Hari ini aku resmi diwisuda. Ayah dan Mama tentu saja hadir. Sayangnya Kak Eka dan suaminya nggak bisa ikutan ke Jakarta karena sedang sibuk banget.

Surprisingly, Bang Fachri diminta untuk berangkat ke Surabaya selama empat hari. Perjalanan dinas. Mendadak. Dia juga nggak bisa hadir di wisudaku.

Aku lega. Tahu kenapa? Karena Galih bilang, dia bakal datang ke balairung!

Galih bahkan sampai mengambil jatah cuti supaya bisa seharian denganku. Sebenarnya jantungku sudah nggak keruan lagi berdebarnya.  Ini pertama kalinya aku mengenalkan seorang cowok pada Ayah dan Mama.

Masalahnya cowok tersebut berwujud Galih Angkasa, sahabat abangku, yang usianya sepuluh tahun lebih tua dari aku. Bisa bayangin betapa bercandanya kadang-kadang takdir ini, kan?

"Eh, ada Galih," Mama menyapa Galih yang membawa bouquet mawar putih.

Galih tersenyum tipis. Keliatan nervous. Aku terkikik dalam hati. Tapi hari ini Galih cakep banget loh. Dia pakai kemeja batik lengan pendek. Kayaknya juga baru potong rambut.

Duh. Kenapa sekarang jadi aku yang kesemsem banget sama dia? Kan malu.

"Iya, Tante," jawab Galih sambil menyalam kedua orang tuaku.

Kak Iin yang juga datang bersama Raihan dan nanny-nya keponakanku itu sudah senyum-senyum jail ke arah kami berdua. Entah gimana ceritanya Kak Iin tahu aku dan Galih pacaran.

Galih menyerahkan bouquet yang dibawanya padaku. "Buat kamu. Congraduation, Kikan."

Wajahku panas banget. "Makasih."

Ayah dan Mama nggak menanyakan apa pun perihal keberadaan Galih di sini selama di balairung. Kami berfoto  bareng.

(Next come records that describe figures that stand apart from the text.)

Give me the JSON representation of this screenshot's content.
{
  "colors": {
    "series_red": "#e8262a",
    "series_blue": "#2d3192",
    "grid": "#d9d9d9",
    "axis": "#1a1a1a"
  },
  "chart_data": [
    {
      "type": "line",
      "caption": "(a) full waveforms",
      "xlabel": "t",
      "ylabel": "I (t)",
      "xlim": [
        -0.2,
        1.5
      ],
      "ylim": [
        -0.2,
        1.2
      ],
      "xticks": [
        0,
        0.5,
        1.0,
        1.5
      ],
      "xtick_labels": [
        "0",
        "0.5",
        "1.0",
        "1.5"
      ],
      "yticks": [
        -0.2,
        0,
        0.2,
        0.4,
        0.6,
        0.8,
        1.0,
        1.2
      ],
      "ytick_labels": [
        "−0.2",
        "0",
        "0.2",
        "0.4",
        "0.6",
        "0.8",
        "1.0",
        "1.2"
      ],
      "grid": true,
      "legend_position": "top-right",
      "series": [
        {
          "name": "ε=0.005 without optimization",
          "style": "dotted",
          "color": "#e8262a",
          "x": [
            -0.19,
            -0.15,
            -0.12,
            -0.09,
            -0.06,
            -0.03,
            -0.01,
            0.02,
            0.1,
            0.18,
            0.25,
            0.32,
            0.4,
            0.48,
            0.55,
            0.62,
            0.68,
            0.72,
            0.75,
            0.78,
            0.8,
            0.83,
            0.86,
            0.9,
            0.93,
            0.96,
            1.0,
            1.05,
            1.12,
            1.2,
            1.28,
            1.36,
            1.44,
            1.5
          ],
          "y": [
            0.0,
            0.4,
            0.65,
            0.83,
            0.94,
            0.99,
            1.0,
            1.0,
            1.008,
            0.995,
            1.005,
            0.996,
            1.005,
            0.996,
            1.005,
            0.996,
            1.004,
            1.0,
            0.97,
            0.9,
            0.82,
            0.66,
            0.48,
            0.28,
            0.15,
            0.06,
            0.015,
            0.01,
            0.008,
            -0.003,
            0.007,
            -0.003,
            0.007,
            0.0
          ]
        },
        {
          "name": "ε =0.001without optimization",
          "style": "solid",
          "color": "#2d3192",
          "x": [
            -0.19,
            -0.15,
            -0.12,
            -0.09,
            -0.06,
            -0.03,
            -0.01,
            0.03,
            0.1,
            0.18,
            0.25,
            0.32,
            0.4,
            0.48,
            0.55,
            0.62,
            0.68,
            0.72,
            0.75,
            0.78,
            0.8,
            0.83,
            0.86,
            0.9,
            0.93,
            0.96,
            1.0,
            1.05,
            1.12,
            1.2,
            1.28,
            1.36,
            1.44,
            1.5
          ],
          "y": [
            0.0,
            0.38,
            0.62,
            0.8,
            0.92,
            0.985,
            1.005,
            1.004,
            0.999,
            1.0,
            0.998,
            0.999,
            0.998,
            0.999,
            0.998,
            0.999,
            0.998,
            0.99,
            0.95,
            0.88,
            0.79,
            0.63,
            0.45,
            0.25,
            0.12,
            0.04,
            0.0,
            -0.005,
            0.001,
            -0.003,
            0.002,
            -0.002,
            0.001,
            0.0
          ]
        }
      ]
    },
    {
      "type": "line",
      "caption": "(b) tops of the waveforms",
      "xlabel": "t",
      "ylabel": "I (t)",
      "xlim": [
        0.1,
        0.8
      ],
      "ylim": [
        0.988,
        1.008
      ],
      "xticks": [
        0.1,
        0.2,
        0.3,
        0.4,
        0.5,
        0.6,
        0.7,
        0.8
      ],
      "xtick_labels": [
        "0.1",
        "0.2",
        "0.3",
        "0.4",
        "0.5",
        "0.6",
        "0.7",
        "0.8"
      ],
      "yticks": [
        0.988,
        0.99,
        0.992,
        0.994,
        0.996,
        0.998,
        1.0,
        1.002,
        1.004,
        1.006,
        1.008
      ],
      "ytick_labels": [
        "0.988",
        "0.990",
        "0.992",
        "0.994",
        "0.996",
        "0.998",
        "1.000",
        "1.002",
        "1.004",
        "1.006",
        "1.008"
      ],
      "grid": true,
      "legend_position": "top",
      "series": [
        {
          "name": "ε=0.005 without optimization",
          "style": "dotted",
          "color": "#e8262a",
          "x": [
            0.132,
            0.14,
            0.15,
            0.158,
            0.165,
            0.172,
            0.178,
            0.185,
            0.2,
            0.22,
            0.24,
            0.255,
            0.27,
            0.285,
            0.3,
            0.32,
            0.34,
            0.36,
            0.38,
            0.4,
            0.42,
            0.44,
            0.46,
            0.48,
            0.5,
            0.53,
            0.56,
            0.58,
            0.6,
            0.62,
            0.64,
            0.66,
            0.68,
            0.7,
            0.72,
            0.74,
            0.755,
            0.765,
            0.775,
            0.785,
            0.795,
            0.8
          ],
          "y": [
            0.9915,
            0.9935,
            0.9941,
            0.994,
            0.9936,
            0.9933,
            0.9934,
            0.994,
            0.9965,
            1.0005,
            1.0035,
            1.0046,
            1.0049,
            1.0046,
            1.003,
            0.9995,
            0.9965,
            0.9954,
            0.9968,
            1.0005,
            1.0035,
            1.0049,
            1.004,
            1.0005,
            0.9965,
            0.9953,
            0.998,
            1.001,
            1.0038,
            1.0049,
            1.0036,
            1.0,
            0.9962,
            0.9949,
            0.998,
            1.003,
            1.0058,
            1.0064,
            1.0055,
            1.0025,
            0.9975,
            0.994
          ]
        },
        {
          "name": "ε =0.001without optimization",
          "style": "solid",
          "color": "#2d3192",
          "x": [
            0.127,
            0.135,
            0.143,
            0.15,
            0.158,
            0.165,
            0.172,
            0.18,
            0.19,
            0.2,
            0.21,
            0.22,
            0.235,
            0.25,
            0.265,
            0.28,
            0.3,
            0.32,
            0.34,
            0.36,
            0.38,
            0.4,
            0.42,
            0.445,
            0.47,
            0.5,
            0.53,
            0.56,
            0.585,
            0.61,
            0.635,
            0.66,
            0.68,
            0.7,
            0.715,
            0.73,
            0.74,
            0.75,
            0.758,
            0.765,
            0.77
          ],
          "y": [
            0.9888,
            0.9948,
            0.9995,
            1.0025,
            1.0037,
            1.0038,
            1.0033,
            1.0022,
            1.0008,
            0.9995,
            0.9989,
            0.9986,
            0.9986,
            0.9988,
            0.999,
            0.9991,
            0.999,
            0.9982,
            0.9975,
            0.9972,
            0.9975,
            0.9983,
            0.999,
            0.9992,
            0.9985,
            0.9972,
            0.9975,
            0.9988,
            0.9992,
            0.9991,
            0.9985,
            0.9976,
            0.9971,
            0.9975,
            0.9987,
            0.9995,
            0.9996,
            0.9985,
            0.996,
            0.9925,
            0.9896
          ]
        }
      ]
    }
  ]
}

Sesekali Mama bertanya soal kerjaan Galih di kantor. Ayah lebih banyak diam. Padahal aku yakin kedua orang tuaku sudah mencium hal-hal yang mencurigakan.

"Kamu cantik banget, Kikachu," bisik Galih saat kami jalan bareng menuju parkiran untuk pulang. Kak Iin bilang ART di rumahnya sudah menyiapkan makanan untuk kami.

Aku mencubit pelan lengannya. "Apaan sih."

"Emang cantik banget. Sampai pangling aku tuh."

"Makasih," jawabku malu-malu.

Galih menggenggam tangan kananku. "Aku takut sama ayah kamu."

"Keliatan sih," jawabku masih bisik-bisik.

"Mereka berdua udah tahu, kan? Soalnya ayah kamu jadi lebih dingin ke aku."

"Kemungkinan besar sih iya. Makanya kamu entar ngomongnya yang bener. Jangan aneh-aneh."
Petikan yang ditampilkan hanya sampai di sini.